PointCast is about to make a move onto campus. Looking to grow beyond the corporate market with its screensaver-cum-information network, the company will target college students with its PointCast College Network, starting this fall.
But while professionals may spend all day sitting in front of their computers, the question of whether students exhibit the same behavior has yet to be resolved.
The potential audience is large. There are 14 million students in the United States, and according to Strategic Marketing Communications' yearly survey, more than 83 percent access the Web. More than a third of those students log on daily or twice daily. Top activities range from email and chat, to research and applying for jobs.
"Business professionals are near their computers all the time. We looked at other markets similar to that and saw that colleges are very wired," says project coordinator Michelle Yee, who surveyed 400 students on their Net habits. "Usage time is pretty high, and there's a high port-to-pillow ratio. The statistics all say that 60 percent own a computer and the infrastructure is there."

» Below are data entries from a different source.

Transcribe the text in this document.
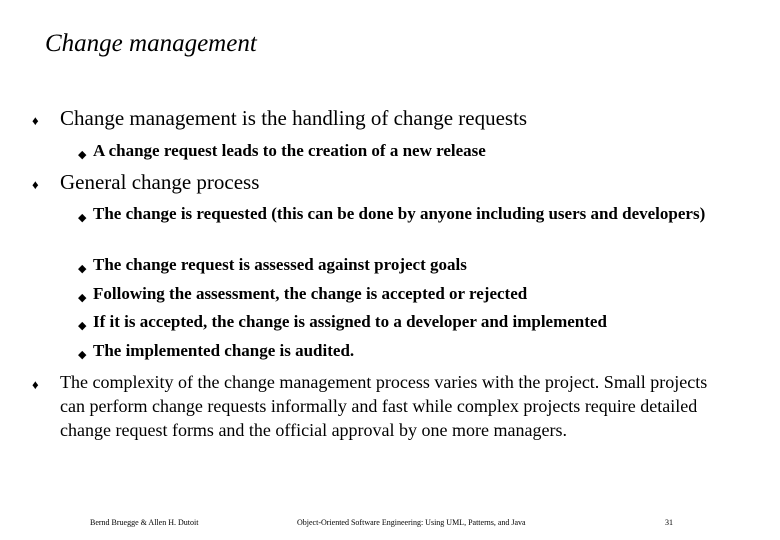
Change management
♦ Change management is the handling of change requests
◆ A change request leads to the creation of a new release
♦ General change process
◆ The change is requested (this can be done by anyone including users and developers)
◆ The change request is assessed against project goals
◆ Following the assessment, the change is accepted or rejected
◆ If it is accepted, the change is assigned to a developer and implemented
◆ The implemented change is audited.
♦ The complexity of the change management process varies with the project. Small projects can perform change requests informally and fast while complex projects require detailed change request forms and the official approval by one more managers.
Bernd Bruegge & Allen H. Dutoit	Object-Oriented Software Engineering: Using UML, Patterns, and Java	31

According to the SMC study, at least 60 percent of all college students live off-campus, and likely have only one phone line. But PointCast figures that those students will also use networked campus computers; additionally, it's counting on the fact that more and more on-campus students now have direct Ethernet connections to their dorm rooms and leave their computers on all day. Kate Delhagen of Forrester Research's 1996 study of the college market suggests that 60 percent of all on-campus students now have direct T1 access, as universities "roll the wire right to the pillow." While the corporate version of PointCast has 1.2 million subscribers a month, PointCast is promising a more conservative 125,000 monthly visitors for the launch of the College Network.
The PointCast College Network will include PointCast's normal channels, plus five extras - U-Wire from MainQuad, with stories from 110 college newspapers; The Music Zone, with news and chats from Billboard, Rolling Stone, and SonicNet; The Wired Escape Channel, which includes Wired News; an entertainment area from E Online; and a resource section ranging from academic research information to finance tips. Additionally, PointCast will supply free I-Servers to subscribing colleges across the country, and will help colleges create university-specific channels
Currently, the online market for college content is fragmented - a large number of Web sites are going after students, but Time Warner and other large media companies have mostly stayed away. Instead, smaller players like MainQuad, T@p, and Tripod have the most popular entertainment and magazine sites, along with informational sites such as Princeton Review. While those sites appear to be popular - MainQuad claims 25 thousand visitors a day, T@p Online claims 600,000 to 1 million a month - getting advertising has proven more difficult.
So far, "Large companies haven't had great success because it's such a quirky market," says Mason Meyers, president of MainQuad, who hopes that the PointCast deal will help MainQuad dominate the Web market as well. "Students are very savvy about the marketing they see and consume; they're very skeptical. If it's not straightforward and honest, they're turned off."